Recently there has been much interest in moving objects databases because of their applications in many domains, such as location-based services and traffic management. Moving objects databases store and manage information representing changes in the spatial properties of moving objects over time. Meanwhile, privacy protection has been one of the most important concerns in these databases. In this paper, we study this problem by presenting DPLG, a location generalization approach for moving objects databases that preserves the strong guarantee of differential privacy. Our main goal is to guarantee non-uniform privacy for locations with different privacy protection requirements while being scalable for spatial domains with a large number of locations. For this purpose, we use location generalization in such a way that locations with higher privacy protection requirements are generalized to larger ones. Location generalization also has the advantage that it enables DPLG to reduce the number of locations and, thus, to keep the running time and space requirements as reasonable as possible. We also present two post-processing techniques, namely, consistency constraints enforcement and quality improvement, to have consistent query answers and to reduce query errors caused by location generalization. The quality improvement technique divides the noisy count of each generalized location among the reference locations it contains homogeneously or heterogeneously.
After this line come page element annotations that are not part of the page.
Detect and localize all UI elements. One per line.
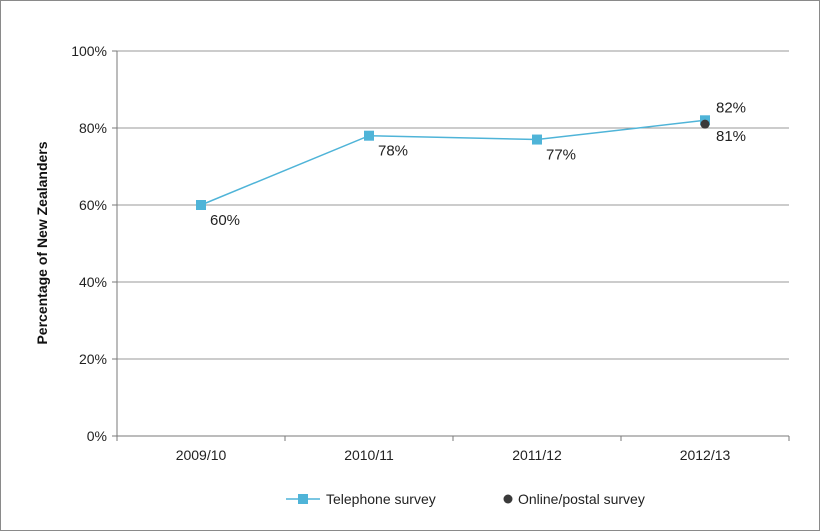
legend-label-telephone: Telephone survey — [326, 491, 436, 507]
axes — [112, 50, 790, 441]
y-tick-label: 100% — [71, 43, 107, 59]
telephone-point — [364, 130, 374, 141]
y-tick-label: 80% — [79, 120, 107, 136]
x-tick-label: 2009/10 — [176, 447, 227, 463]
series-layer — [196, 115, 710, 210]
x-tick-labels: 2009/10 2010/11 2011/12 2012/13 — [176, 447, 731, 463]
data-labels: 60% 78% 77% 82% 81% — [210, 99, 746, 229]
legend-label-online-postal: Online/postal survey — [518, 491, 645, 507]
y-tick-label: 20% — [79, 351, 107, 367]
data-label: 81% — [716, 128, 746, 145]
legend: Telephone survey Online/postal survey — [286, 491, 645, 507]
online-postal-point — [700, 119, 710, 129]
telephone-point — [532, 134, 542, 145]
legend-marker-online-postal — [503, 494, 513, 504]
y-tick-label: 40% — [79, 274, 107, 290]
y-tick-label: 60% — [79, 197, 107, 213]
data-label: 77% — [546, 147, 576, 164]
x-tick-label: 2012/13 — [680, 447, 731, 463]
telephone-point — [196, 200, 206, 210]
data-label: 60% — [210, 212, 240, 229]
gridlines — [117, 50, 789, 360]
y-tick-labels: 0% 20% 40% 60% 80% 100% — [71, 43, 107, 444]
data-label: 78% — [378, 143, 408, 160]
y-tick-label: 0% — [87, 428, 107, 444]
x-tick-label: 2010/11 — [344, 447, 394, 463]
series-line-telephone — [200, 119, 706, 206]
data-label: 82% — [716, 99, 746, 116]
x-tick-label: 2011/12 — [512, 447, 562, 463]
y-axis-title: Percentage of New Zealanders — [34, 141, 50, 344]
legend-marker-telephone — [298, 494, 308, 504]
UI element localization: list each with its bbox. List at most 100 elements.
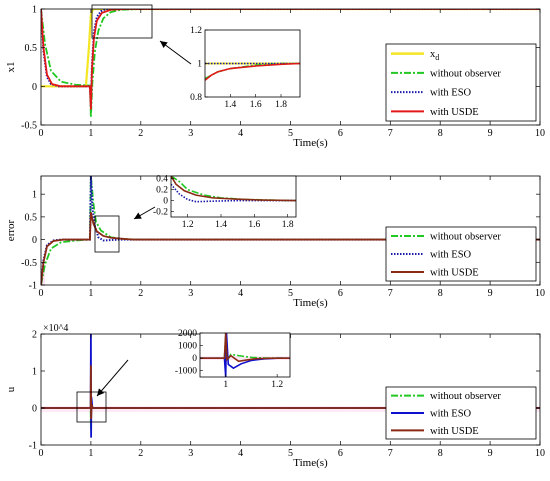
zoom-arrow-head	[134, 212, 142, 219]
legend-label-1: without observer	[430, 68, 501, 79]
y-tick-label: -0.5	[21, 121, 37, 132]
x-tick-label: 5	[288, 288, 293, 299]
y-tick-label: 1	[32, 190, 37, 201]
inset-box	[199, 332, 291, 378]
inset-y-tick-label: 1.2	[190, 26, 202, 36]
series-line-1	[171, 183, 296, 203]
inset-plot: 1 1.2 -1000 0 1000 2000	[175, 329, 291, 390]
zoom-arrow-head	[97, 388, 105, 396]
y-axis-label: x1	[5, 62, 17, 73]
inset-y-tick-label: 1000	[178, 342, 197, 352]
x-tick-label: 2	[138, 448, 143, 459]
x-tick-label: 7	[388, 288, 393, 299]
inset-x-tick-label: 1	[223, 380, 228, 390]
inset-pink-band	[200, 356, 290, 361]
x-tick-label: 8	[438, 288, 443, 299]
x-axis-label: Time(s)	[293, 297, 328, 309]
series-line-2	[200, 333, 290, 363]
legend-label-1: with ESO	[430, 250, 472, 261]
inset-plot: 1.2 1.4 1.6 1.8 -0.200.20.4	[153, 175, 297, 230]
x-tick-label: 0	[39, 128, 44, 139]
x-tick-label: 4	[238, 128, 243, 139]
x-tick-label: 0	[39, 448, 44, 459]
legend-box	[385, 43, 537, 122]
inset-y-tick-label: 2000	[178, 329, 197, 339]
inset-x-tick-label: 1.2	[271, 380, 283, 390]
legend-label-2: with USDE	[430, 268, 479, 279]
legend: without observer with ESO with USDE	[385, 226, 537, 282]
series-line-3	[41, 9, 540, 110]
y-tick-label: 0	[32, 404, 37, 415]
inset-y-tick-label: 0	[163, 197, 168, 207]
inset-x-tick-label: 1.4	[224, 100, 236, 110]
inset-y-tick-label: 0.8	[190, 93, 202, 103]
y-tick-label: -1	[29, 441, 37, 452]
y-tick-label: 0	[32, 235, 37, 246]
series-line-2	[171, 176, 296, 202]
legend: without observer with ESO with USDE	[385, 386, 537, 440]
legend: xd without observer with ESO with USDE	[385, 43, 537, 122]
x-tick-label: 10	[535, 128, 545, 139]
x-tick-label: 6	[338, 448, 343, 459]
pink-band	[41, 406, 540, 413]
legend-label-3: with USDE	[430, 107, 479, 118]
zoom-box	[94, 215, 120, 253]
inset-x-tick-label: 1.8	[282, 220, 294, 230]
x-tick-label: 2	[138, 128, 143, 139]
x-tick-label: 9	[488, 128, 493, 139]
inset-x-tick-label: 1.2	[182, 220, 194, 230]
series-line-1	[41, 176, 540, 285]
x-tick-label: 7	[388, 448, 393, 459]
series-line-3	[205, 62, 300, 81]
legend-label-0: without observer	[430, 391, 501, 402]
inset-bg	[200, 333, 290, 377]
legend-label-0: xd	[430, 49, 439, 62]
x-tick-label: 8	[438, 448, 443, 459]
zoom-box	[76, 391, 107, 423]
y-tick-label: -0.5	[21, 258, 37, 269]
inset-box	[170, 175, 297, 218]
x-tick-label: 5	[288, 128, 293, 139]
x-tick-label: 9	[488, 288, 493, 299]
x-tick-label: 4	[238, 288, 243, 299]
y-multiplier: ×10^4	[43, 323, 68, 334]
inset-y-tick-label: 0.2	[156, 186, 168, 196]
y-tick-label: 1	[32, 5, 37, 16]
y-tick-label: 1	[32, 367, 37, 378]
inset-y-tick-label: 1	[197, 60, 202, 70]
inset-y-tick-label: -1000	[175, 367, 197, 377]
x-tick-label: 3	[188, 128, 193, 139]
x-tick-label: 5	[288, 448, 293, 459]
inset-x-tick-label: 1.8	[275, 100, 287, 110]
legend-label-0: without observer	[430, 232, 501, 243]
inset-y-tick-label: 0	[192, 354, 197, 364]
x-tick-label: 9	[488, 448, 493, 459]
x-tick-label: 10	[535, 288, 545, 299]
x-tick-label: 1	[88, 288, 93, 299]
y-axis-label: error	[5, 219, 17, 241]
x-axis-label: Time(s)	[293, 137, 328, 149]
inset-y-tick-label: -0.2	[153, 208, 168, 218]
series-line-2	[41, 365, 540, 420]
y-axis-label: u	[5, 386, 17, 392]
inset-bg	[171, 176, 296, 217]
y-tick-label: -1	[29, 281, 37, 292]
inset-plot: 1.4 1.6 1.8 0.8 1 1.2	[190, 26, 301, 110]
x-tick-label: 1	[88, 128, 93, 139]
inset-x-tick-label: 1.4	[215, 220, 227, 230]
x-axis-label: Time(s)	[293, 457, 328, 469]
x-tick-label: 7	[388, 128, 393, 139]
x-tick-label: 8	[438, 128, 443, 139]
legend-label-2: with ESO	[430, 88, 472, 99]
zoom-box	[91, 4, 153, 39]
x-tick-label: 0	[39, 288, 44, 299]
y-tick-label: 2	[32, 330, 37, 341]
legend-label-1: with ESO	[430, 409, 472, 420]
zoom-arrow-head	[160, 41, 168, 48]
y-tick-label: 0.5	[25, 43, 38, 54]
zoom-arrow	[96, 359, 129, 397]
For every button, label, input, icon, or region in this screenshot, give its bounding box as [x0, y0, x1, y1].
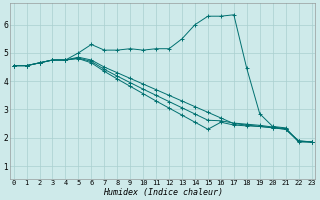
X-axis label: Humidex (Indice chaleur): Humidex (Indice chaleur) — [103, 188, 223, 197]
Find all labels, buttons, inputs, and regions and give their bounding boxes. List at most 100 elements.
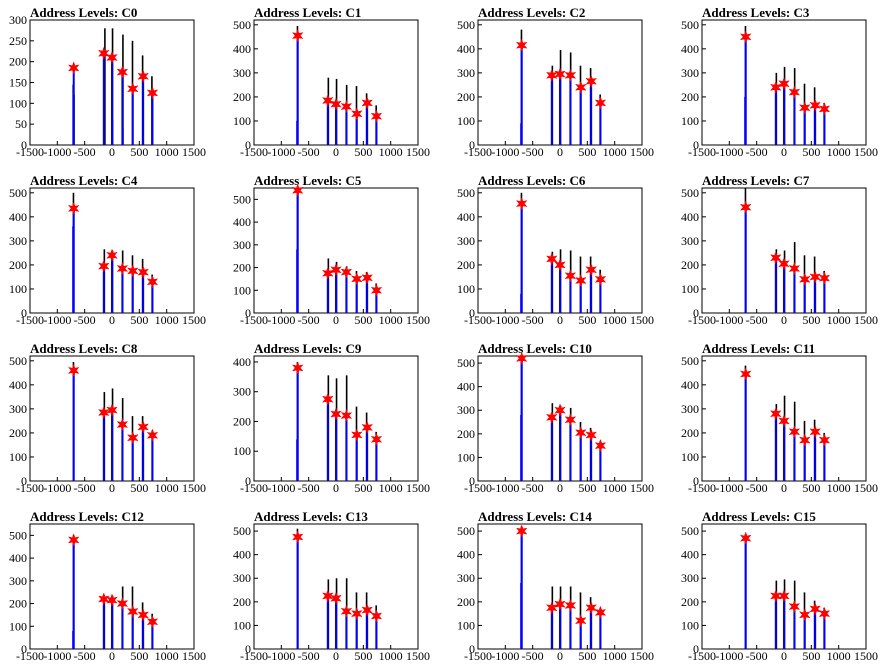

Extensive experiments demonstrate that, in addition to keeping reasonable the running time and space requirements, DPLG improves the utility of query answers for locations with lower privacy protection requirements in comparison to those with higher privacy protection requirements while satisfying differential privacy. • Differential privacy guarantees are combined with location generalization in a unified manner. • Non-uniform privacy guarantees are achieved by generalizing locations while satisfying differential privacy. • Scalability is preserved for spatial domains with a large number of locations. • A quality improvement technique in a post-processing step is proposed to improve the quality of query answers. • A new evaluation measure is defined to quantify the privacy protection provided by both location generalization and differential privacy.